The US dollar index, which measures the greenback against a basket of six G10 currencies, has fallen nearly 13% from its September peak, as the Fed has slowed its hiking pace. In June, the Fed did not hike rates for the first time since March 2022, although it is expected to enact another 25 basis point increase at its next meeting later this month.
Slowing inflation growth has bolstered the dollar's G10 peers, causing these currencies to all gain on the greenback since June after the dollar rallied as the Fed hiked its benchmark interest rate above 5% through a series of increases since March 2022.

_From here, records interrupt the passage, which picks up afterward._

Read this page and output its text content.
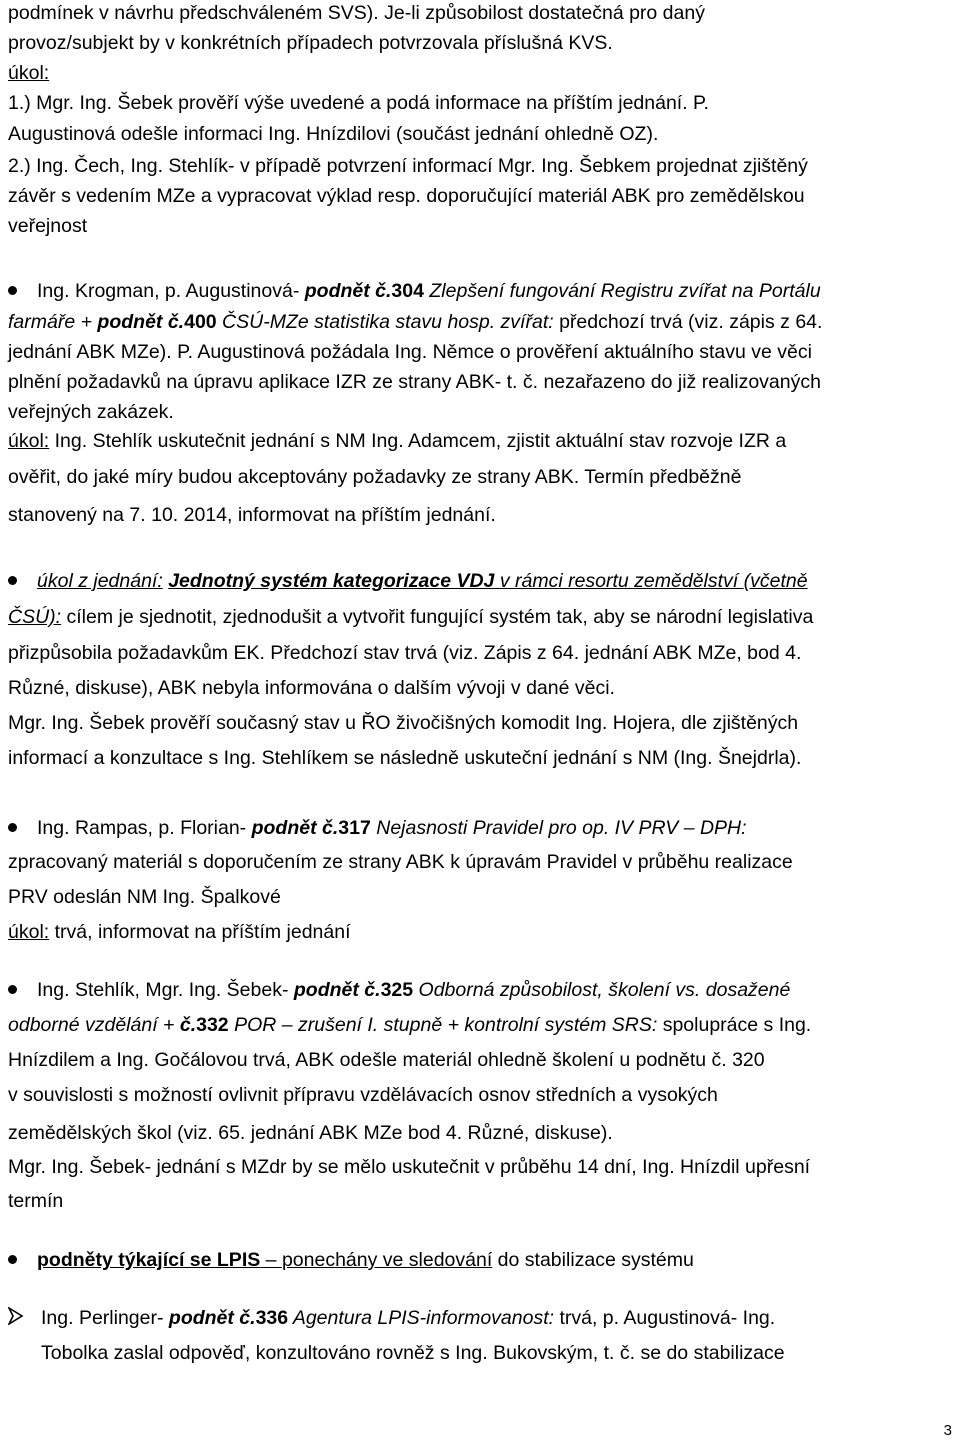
podmínek v návrhu předschváleném SVS). Je-li způsobilost dostatečná pro daný
provoz/subjekt by v konkrétních případech potvrzovala příslušná KVS.
úkol:
1.) Mgr. Ing. Šebek prověří výše uvedené a podá informace na příštím jednání. P.
Augustinová odešle informaci Ing. Hnízdilovi (součást jednání ohledně OZ).
2.) Ing. Čech, Ing. Stehlík- v případě potvrzení informací Mgr. Ing. Šebkem projednat zjištěný
závěr s vedením MZe a vypracovat výklad resp. doporučující materiál ABK pro zemědělskou
veřejnost
Ing. Krogman, p. Augustinová- podnět č.304 Zlepšení fungování Registru zvířat na Portálu
farmáře + podnět č.400 ČSÚ-MZe statistika stavu hosp. zvířat: předchozí trvá (viz. zápis z 64.
jednání ABK MZe). P. Augustinová požádala Ing. Němce o prověření aktuálního stavu ve věci
plnění požadavků na úpravu aplikace IZR ze strany ABK- t. č. nezařazeno do již realizovaných
veřejných zakázek.
úkol: Ing. Stehlík uskutečnit jednání s NM Ing. Adamcem, zjistit aktuální stav rozvoje IZR a
ověřit, do jaké míry budou akceptovány požadavky ze strany ABK. Termín předběžně
stanovený na 7. 10. 2014, informovat na příštím jednání.
úkol z jednání: Jednotný systém kategorizace VDJ v rámci resortu zemědělství (včetně
ČSÚ): cílem je sjednotit, zjednodušit a vytvořit fungující systém tak, aby se národní legislativa
přizpůsobila požadavkům EK. Předchozí stav trvá (viz. Zápis z 64. jednání ABK MZe, bod 4.
Různé, diskuse), ABK nebyla informována o dalším vývoji v dané věci.
Mgr. Ing. Šebek prověří současný stav u ŘO živočišných komodit Ing. Hojera, dle zjištěných
informací a konzultace s Ing. Stehlíkem se následně uskuteční jednání s NM (Ing. Šnejdrla).
Ing. Rampas, p. Florian- podnět č.317 Nejasnosti Pravidel pro op. IV PRV – DPH:
zpracovaný materiál s doporučením ze strany ABK k úpravám Pravidel v průběhu realizace
PRV odeslán NM Ing. Špalkové
úkol: trvá, informovat na příštím jednání
Ing. Stehlík, Mgr. Ing. Šebek- podnět č.325 Odborná způsobilost, školení vs. dosažené
odborné vzdělání + č.332 POR – zrušení I. stupně + kontrolní systém SRS: spolupráce s Ing.
Hnízdilem a Ing. Gočálovou trvá, ABK odešle materiál ohledně školení u podnětu č. 320
v souvislosti s možností ovlivnit přípravu vzdělávacích osnov středních a vysokých
zemědělských škol (viz. 65. jednání ABK MZe bod 4. Různé, diskuse).
Mgr. Ing. Šebek- jednání s MZdr by se mělo uskutečnit v průběhu 14 dní, Ing. Hnízdil upřesní
termín
podněty týkající se LPIS – ponechány ve sledování do stabilizace systému
Ing. Perlinger- podnět č.336 Agentura LPIS-informovanost: trvá, p. Augustinová- Ing.
Tobolka zaslal odpověď, konzultováno rovněž s Ing. Bukovským, t. č. se do stabilizace
3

The US dollar tends to rise with rate hikes as investors move to dollar-denominated investments, such as US Treasury bonds, in order to take advantage of rising interest rates. A strong US dollar can lower the price of foreign goods but increase the price of goods in overseas markets and chill global demand. The US dollar rally in 2022 contributed to rising inflation worldwide and increased the costs of foreign debt service.
Dollar losing ground
The slowdown in inflation and rate hikes have caused every G10 currency to gain on the dollar since the start of June. The Norwegian krone and Swedish krona have gained the most, rising 10.85% and 6.04%, respectively, over that time.
The British pound and euro, which were battered by the dollar at the apparent height of the Fed's hiking cycle, have significantly rallied against the greenback from their September lows. Since Sept. 27, the pound has climbed 21.68% against the dollar while the euro has gained 17.03%.